Let me tell you a story.....

 
Me and my welsh dresser

When I was in the Sixth Form we were rejoicing that we no longer had to wear the very smart brown and 'Champagne' uniform that we had endured for the previous 5 years. We could now wear our own clothes so we immediate felt like grown ups, even though we were literally still at school.

You didn't have to give me an excuse to express my creative side, to what I hoped was my smock top, cheesecloth, arty look - flowing clothes and hair, wooden beads, long skirts. I thought I looked different, I aimed to look different, and my day was made when my English teacher Miss Pritchard said something memorable to me. We always called her 'log legs' which was uncharitable, but accurate, and we always surmised that she had lost a fiance in the war with most of the other teachers at our all girls grammar school. She was on the verge of elderly and wore beige - cardigans, tweed skirts and thick tights with brogues. We were perhaps a little unfair to her, and now I am all grown up and middle aged myself, I would value a chat with her but she has long gone...

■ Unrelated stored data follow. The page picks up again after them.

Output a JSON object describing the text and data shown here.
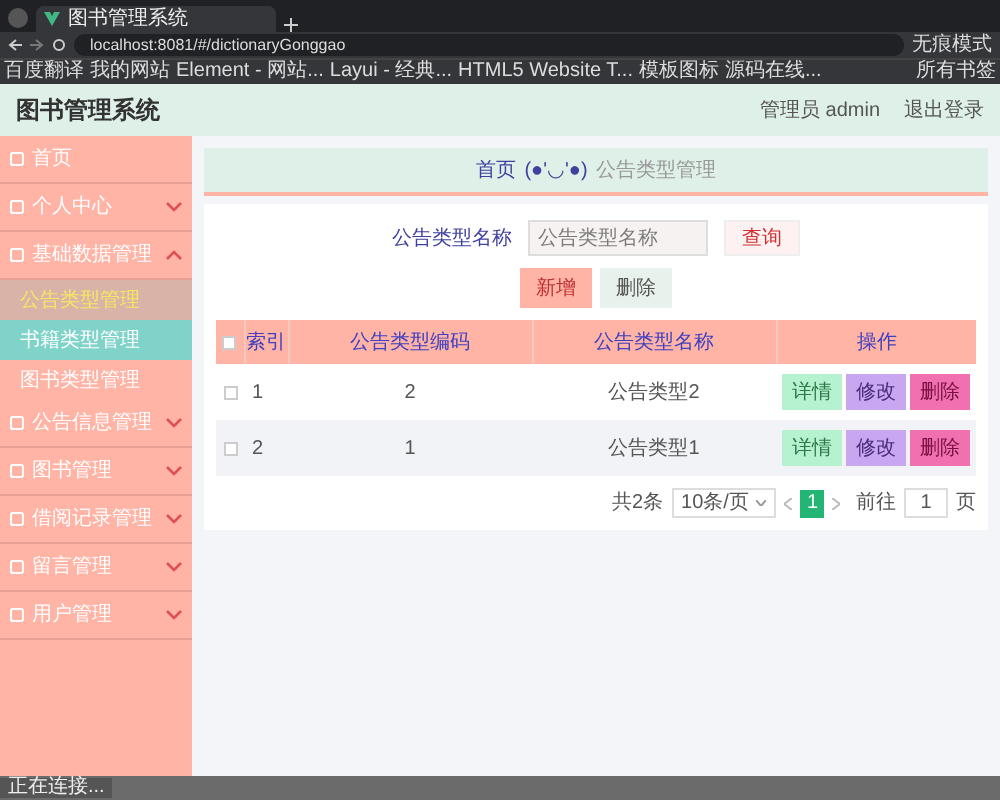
{
  "browser": {
    "tab_title": "图书管理系统",
    "url": "localhost:8081/#/dictionaryGonggao",
    "profile": "无痕模式",
    "bookmarks": [
      "百度翻译",
      "我的网站",
      "Element - 网站...",
      "Layui - 经典...",
      "HTML5 Website T...",
      "模板图标",
      "源码在线..."
    ],
    "all_bookmarks": "所有书签"
  },
  "header": {
    "title": "图书管理系统",
    "user": "管理员 admin",
    "logout": "退出登录"
  },
  "sidebar": {
    "items": [
      {
        "label": "首页"
      },
      {
        "label": "个人中心",
        "expanded": false
      },
      {
        "label": "基础数据管理",
        "expanded": true,
        "children": [
          {
            "label": "公告类型管理",
            "selected": true,
            "hovered": false
          },
          {
            "label": "书籍类型管理",
            "selected": false,
            "hovered": true
          },
          {
            "label": "图书类型管理",
            "selected": false,
            "hovered": false
          }
        ]
      },
      {
        "label": "公告信息管理",
        "expanded": false
      },
      {
        "label": "图书管理",
        "expanded": false
      },
      {
        "label": "借阅记录管理",
        "expanded": false
      },
      {
        "label": "留言管理",
        "expanded": false
      },
      {
        "label": "用户管理",
        "expanded": false
      }
    ]
  },
  "breadcrumb": [
    "首页",
    "(●'◡'●)",
    "公告类型管理"
  ],
  "search": {
    "label": "公告类型名称",
    "placeholder": "公告类型名称",
    "button": "查询"
  },
  "actions": [
    "新增",
    "删除"
  ],
  "table": {
    "all_checked": false,
    "columns": [
      "索引",
      "公告类型编码",
      "公告类型名称",
      "操作"
    ],
    "rows": [
      {
        "checked": false,
        "cells": [
          "1",
          "2",
          "公告类型2"
        ],
        "buttons": [
          "详情",
          "修改",
          "删除"
        ]
      },
      {
        "checked": false,
        "cells": [
          "2",
          "1",
          "公告类型1"
        ],
        "buttons": [
          "详情",
          "修改",
          "删除"
        ]
      }
    ]
  },
  "pagination": {
    "total": "共2条",
    "page_size": "10条/页",
    "pages": [
      {
        "label": "1",
        "selected": true
      }
    ],
    "goto": "前往",
    "goto_value": "1",
    "page_unit": "页"
  },
  "status_bar": "正在连接..."
}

One day as all the girls were streaming out of the classroom, she called me aside and said quietly;

'I would have loved to be able to dress like you...'

There was a wistful look in her eyes that was the first realisation that I had that what we see on the outside of people isn't always what is going on inside. I decided that I was going to stick to my guns and dress as I liked because I had sort of got a blessing from old log legs, and I felt an affection for her for the rest of my school days. So I started to make more of the long skirts that I couldn't find in the shops; one memorable one was made out of striped yellow/cream/orange heavy woven material that I believe was made for curtains. I felt a bit farmwife-housey in it so I went for the complete look and made a huge cook's type apron out of an old white bed sheet. And this is probably what sparked my dream....

I was in a large long kitchen at a farmhouse table. Down each side of the table were 3 children, a mix of boys and girls, and we were baking together. I wiped my floury hands on my big white apron and looked up. There in the right hand corner was a lovely huge welsh dresser, full of china...

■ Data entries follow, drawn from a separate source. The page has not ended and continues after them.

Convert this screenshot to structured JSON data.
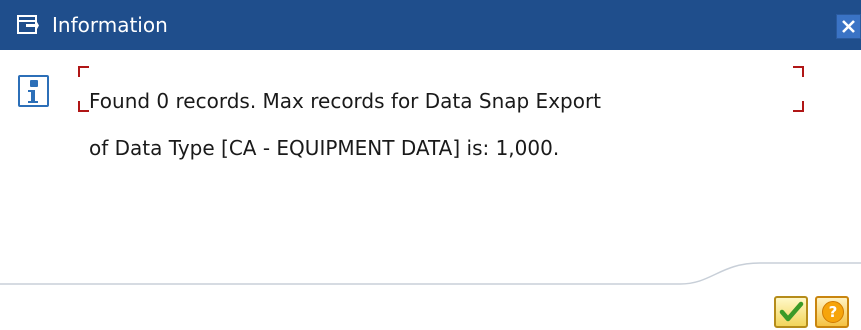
{
  "window": {
    "title": "Information",
    "close_label": "Close"
  },
  "message": {
    "line1": "Found 0 records. Max records for Data Snap Export",
    "line2": "of Data Type [CA - EQUIPMENT DATA] is: 1,000."
  },
  "buttons": {
    "ok_icon": "checkmark-icon",
    "help_icon": "help-icon",
    "help_glyph": "?"
  },
  "colors": {
    "titlebar": "#1f4e8c",
    "focus_corners": "#b01616",
    "info_icon": "#2c6fb8"
  }
}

When I woke up, back in the reality of sitting my A levels in a Kent suburb, I just thought it was a nice dream. And it was.

However....

About 15 years later, after I had married and had several children, I was in my 28 foot long kitchen with my 6 children standing and sitting around my large kitchen table. We were making bread, and as I wiped my floury hands on my apron, I looked up. There in the right hand corner of the room was my lovely, large cream welsh dresser. Ever since then I have taken my large welsh dresser from house to house and it is the one piece of furniture that I never want to get rid of.